Star Trek--Star Gate--Timeline and Evidence for the Soul

I am not doing Hebrews today. In part, this is because I slept in. However, that is just an excuse to take a break and write on a more off-the-wall topic.

I am a fan of science fiction. Such literary taste is somewhat rare in Christian circles, I think, because a lot of science fiction incorporates, directly or indirectly, Humanist thought. It is not the genre you read to find out the state of Christendom in 100 years. For the most part, religion is not mentioned. On the other hand, it is a great vehicle to see what persists when an atheist puts thoughts to pen and writes about the ideal world of the future, or intriguing possibilities in the present.

I have found that science fiction authors find that it is impossible to escape the idea of a superior being who kindly watches over the affairs of mankind. Take, for instance, the "Foundation" series by Isaac Asimov. Isaac Asimov was a president of the American Humanist Association and, before his death, an avowed atheist. Yet his foundation series contains humans with miraculous powers and culminates in a single robot named, Daneel, who has been watching over and protecting the development of humanity. To me this series revealed a man who, in denying the actual reality of the Living God, needed to invent a substitute--something greater and wiser than mankind.

Which brings me to relate some fictitious technology in three popular science fiction motion pictures. I am refering to Star Trek's Transporter, Star Gate's Wormhole, and Timeline's Quantum Foam. Each of these technologies are based on the destruction of the original body and its recreation on the other end. In watching these programs, we take it at face value that the Captain Kirk on the Enterprise is the same Captain Kirk on the planet. The Micahel Jackson at Star Gate command is the same Michael Jackson emerging on Abydos. The Professor in Timeline who sends a call for help from the past is that self-same professor.

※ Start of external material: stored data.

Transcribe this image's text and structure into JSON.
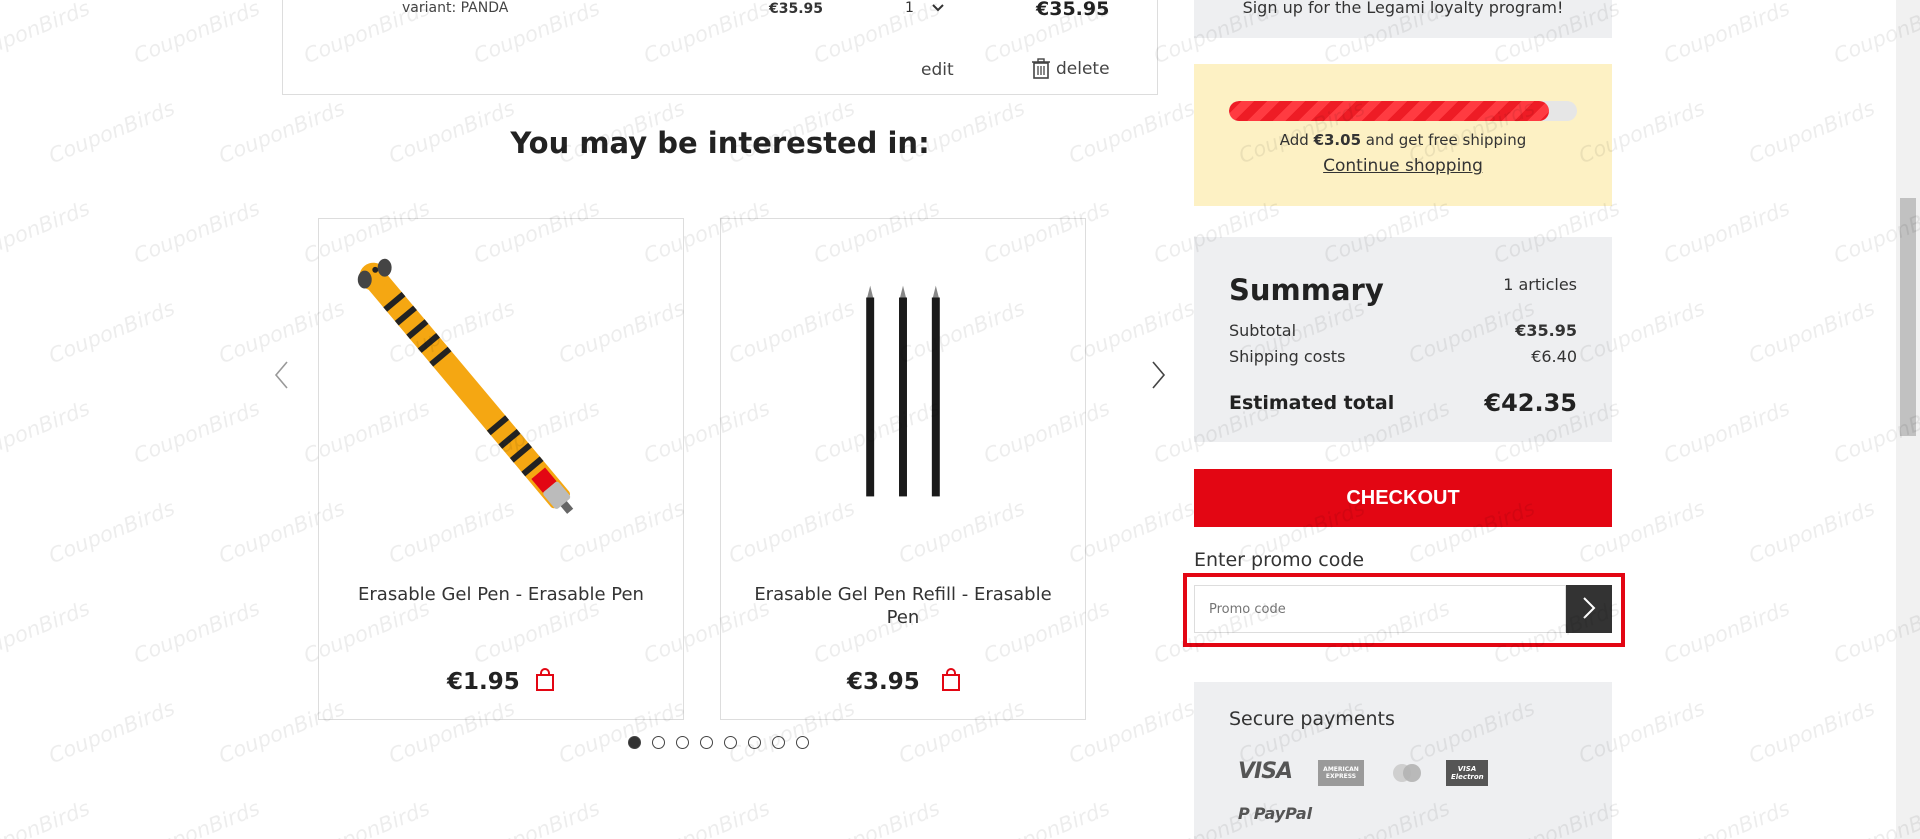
{
  "cart_item": {
    "variant": "variant: PANDA",
    "unit_price": "€35.95",
    "quantity": "1",
    "line_total": "€35.95",
    "edit_label": "edit",
    "delete_label": "delete"
  },
  "recommendations": {
    "title": "You may be interested in:",
    "products": [
      {
        "name": "Erasable Gel Pen - Erasable Pen",
        "price": "€1.95"
      },
      {
        "name": "Erasable Gel Pen Refill - Erasable Pen",
        "price": "€3.95"
      }
    ],
    "carousel_pages": 8,
    "active_page": 1
  },
  "loyalty": {
    "text": "Sign up for the Legami loyalty program!"
  },
  "shipping": {
    "progress_percent": 92,
    "msg_prefix": "Add",
    "amount": "€3.05",
    "msg_suffix": "and get free shipping",
    "continue_label": "Continue shopping"
  },
  "summary": {
    "title": "Summary",
    "count": "1 articles",
    "subtotal_label": "Subtotal",
    "subtotal_value": "€35.95",
    "shipping_label": "Shipping costs",
    "shipping_value": "€6.40",
    "total_label": "Estimated total",
    "total_value": "€42.35"
  },
  "checkout": {
    "label": "CHECKOUT"
  },
  "promo": {
    "label": "Enter promo code",
    "placeholder": "Promo code"
  },
  "payments": {
    "title": "Secure payments",
    "methods": [
      "visa-icon",
      "american-express-icon",
      "mastercard-icon",
      "visa-electron-icon",
      "paypal-icon"
    ],
    "visa_text": "VISA",
    "amex_text": "AMERICAN EXPRESS",
    "visa_electron_text": "VISA Electron",
    "paypal_text": "PayPal"
  },
  "watermark": {
    "text": "CouponBirds"
  },
  "colors": {
    "accent_red": "#e30613",
    "shipping_bg": "#fdf1c4",
    "panel_bg": "#eeeff1"
  }
}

Such technology requires that there be a soul. The issue is, for the greater part, never even raised or discussed. To its credit, the movie Timeline, briefly dealt with the implications when one of the archaeologists refused to make the trip because his current body would be destroyed. I find the idea amusing, because many of the authors of these stories would deny the soul's existence--the concept sneaks in like a trojan horse able to get past their atheistic defenses and ultimately hold them accountable to truths they never quite wanted to acknowledge.

To see what I am saying, I must ask you to pause before the wormhole. If there is no soul, the body, which represents you in totality, is about to be obliterated. To be sure, a copy of you will appear on the other side--and to everybody else it will be you. And because of reconstructed memories, that copy will have all the memories to feel like you. The "being" in front of the wormhole, however, will be no more. Without a soul that represents "you" apart from the body, the wormhole represents your death--you will cease and a separate and distinct copy of you will live until it ceases to be and a third copy emerges back at Stargate command. So standing before this device, do "you" want to step through--or do "you" want to go get dinner?

The point that I am trying to make is that the "fact" of our soul is so fundamental to who we are that those who would deny the soul completely depend on its being there to make sense of their fictitious world. It is so fundamental that it is unquestioned.

On the other hand, Christianity acknowledges that our being is separate from the body. We all look forward to the resurrection from the dead. In the meantime, our bodies will have completely decayed and gone the way of bug and plant food. And yet, we understand that we go on and will one day animate a new body. We do not doubt that it will be us.

Test everything. Cling to what is good.